Q: What's the relationship between cofactors and the characteristic equation of a matrix?
A:
The coefficients of the characteristic equation of a matrix can be expressed in terms of sums of principal minors. The last term of the characteristic equation (the constant term) is (-1)^n times the determinant, which can be calculated using cofactors.
Q: How do minors and cofactors relate to the concept of matrix congruence?
A:
While not directly used in defining congruence, minors and cofactors can help analyze how congruence transformations affect matrix properties.
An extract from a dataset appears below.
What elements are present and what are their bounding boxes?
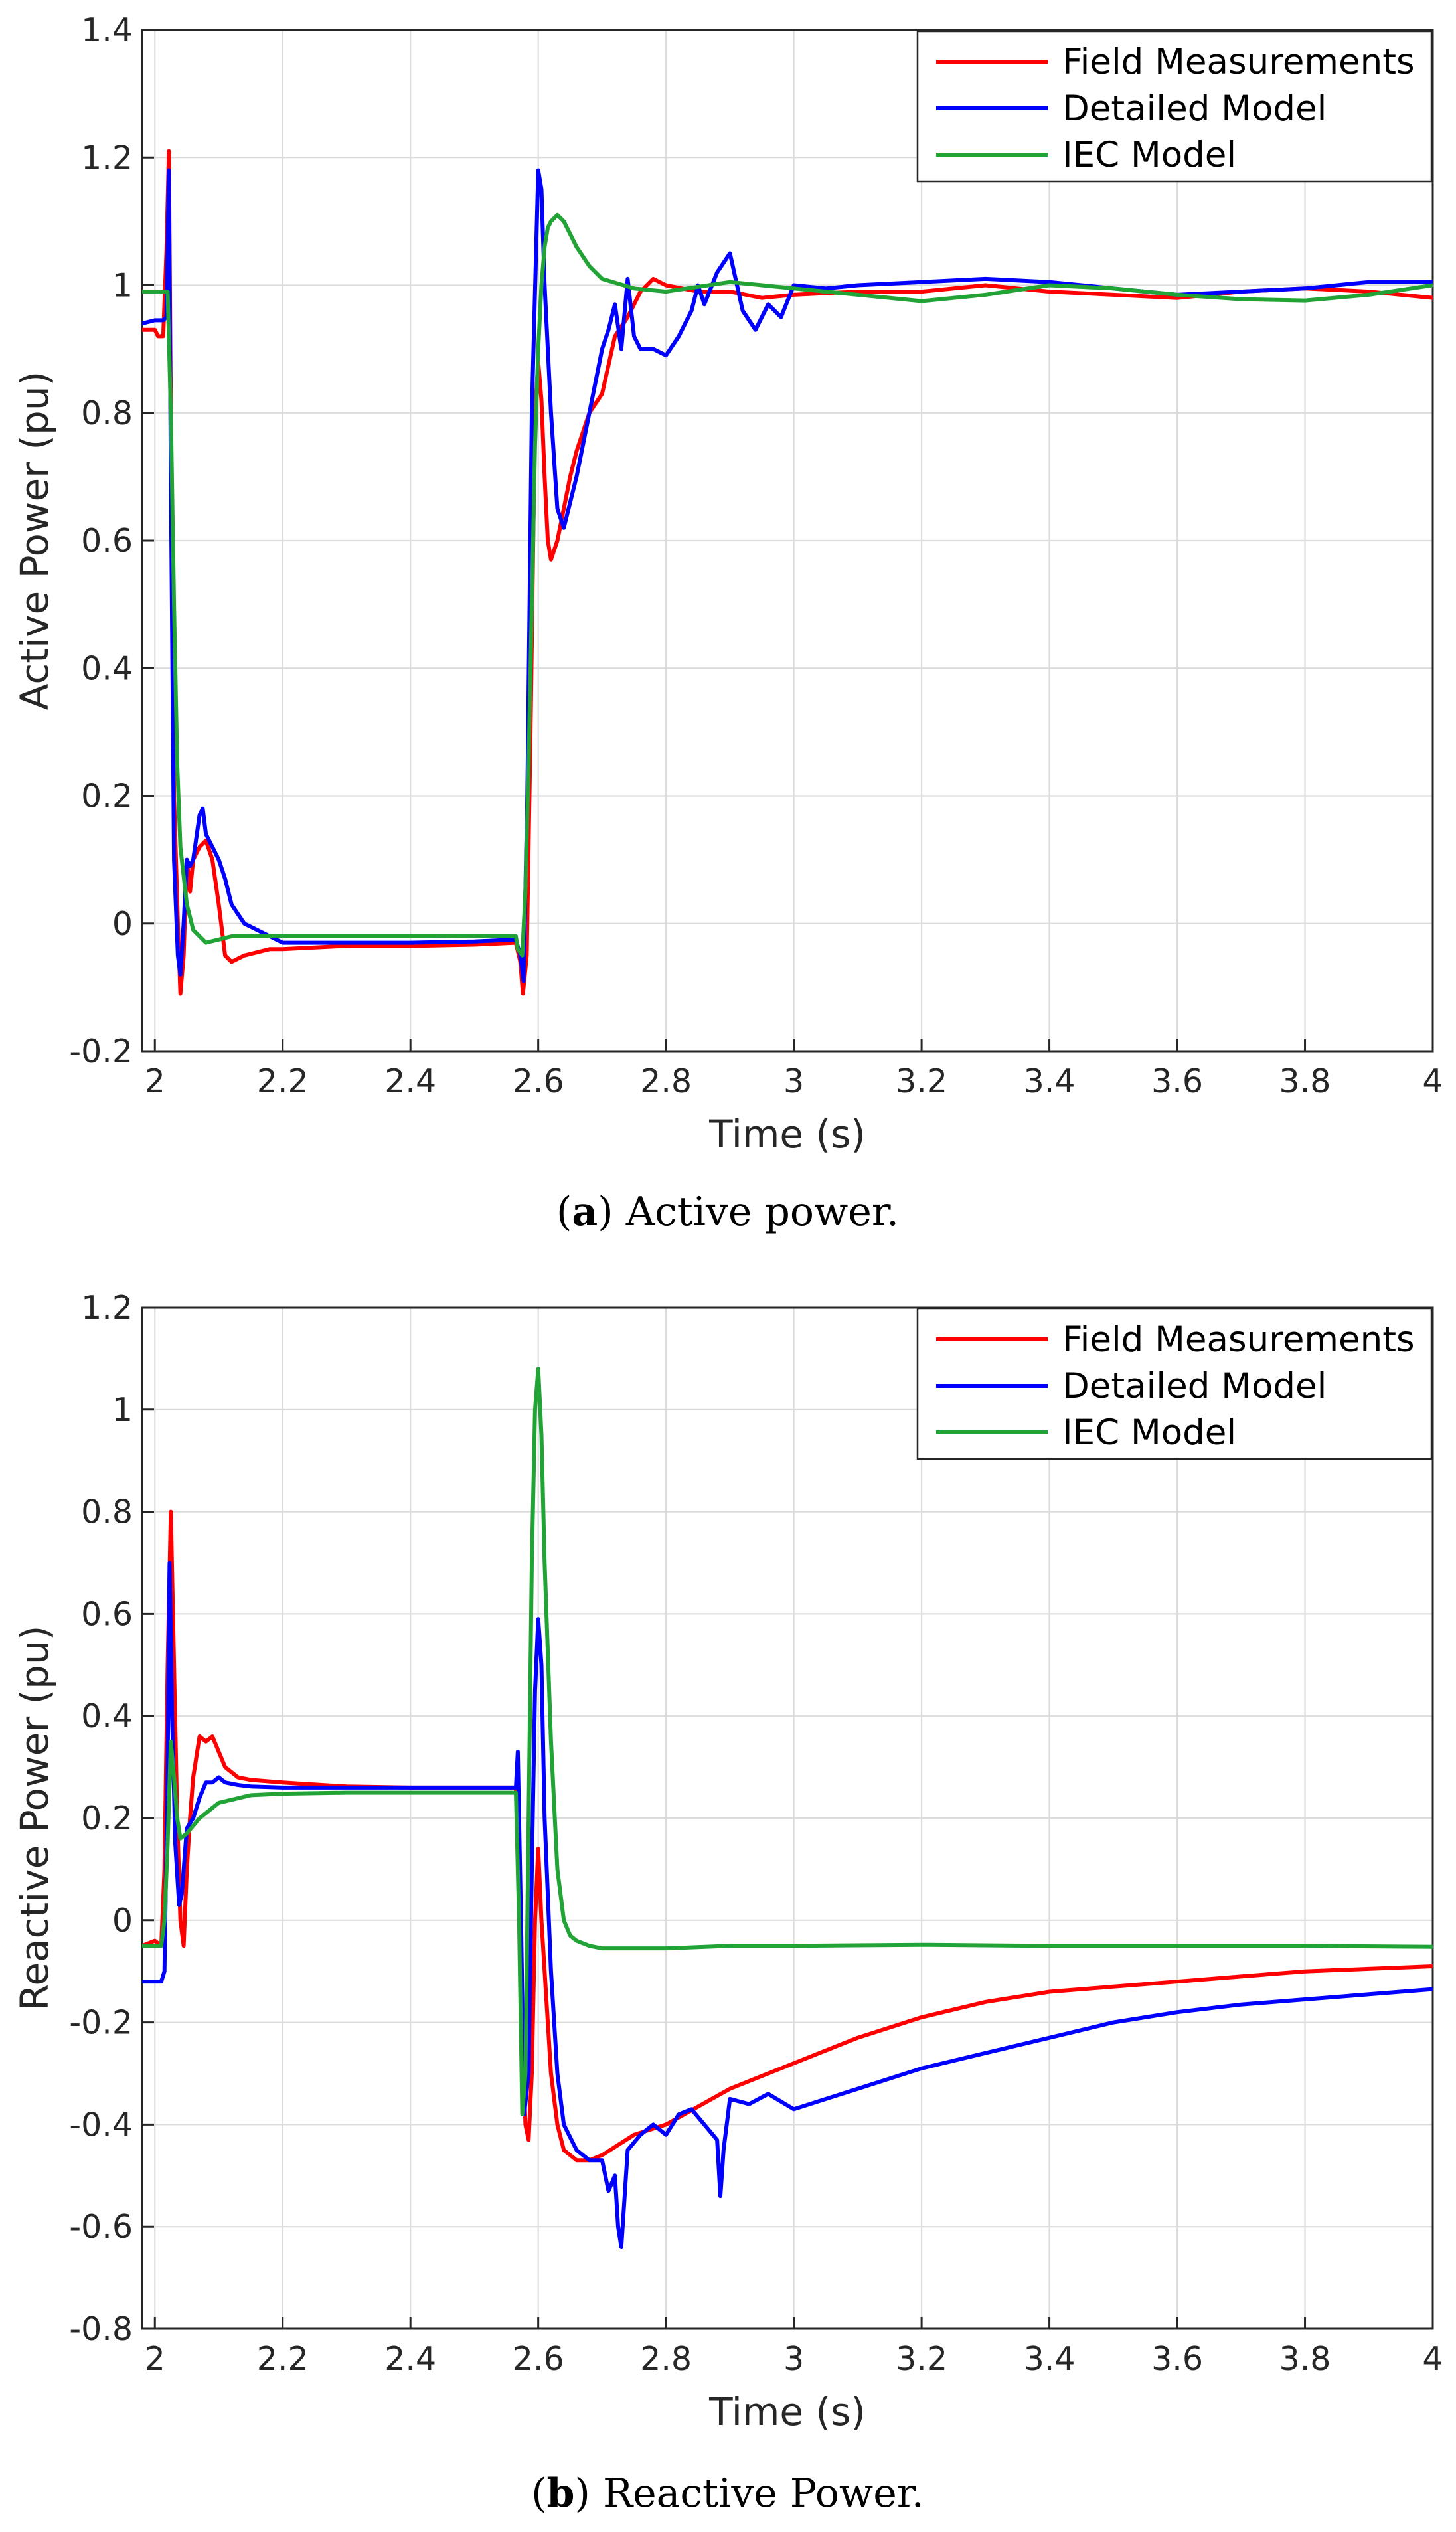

The determinant of a congruence transformation (A → P^T A P) can be expressed in terms of the determinants (and thus cofactors) of the original matrix and the transformation matrix.
Q: Can minors and cofactors be used in matrix completion problems?
A:
Yes, minors and cofactors can play a role in matrix completion problems. The rank of submatrices, which is related to the non-zero minors, can provide constraints and insights into possible completions of a partially known matrix.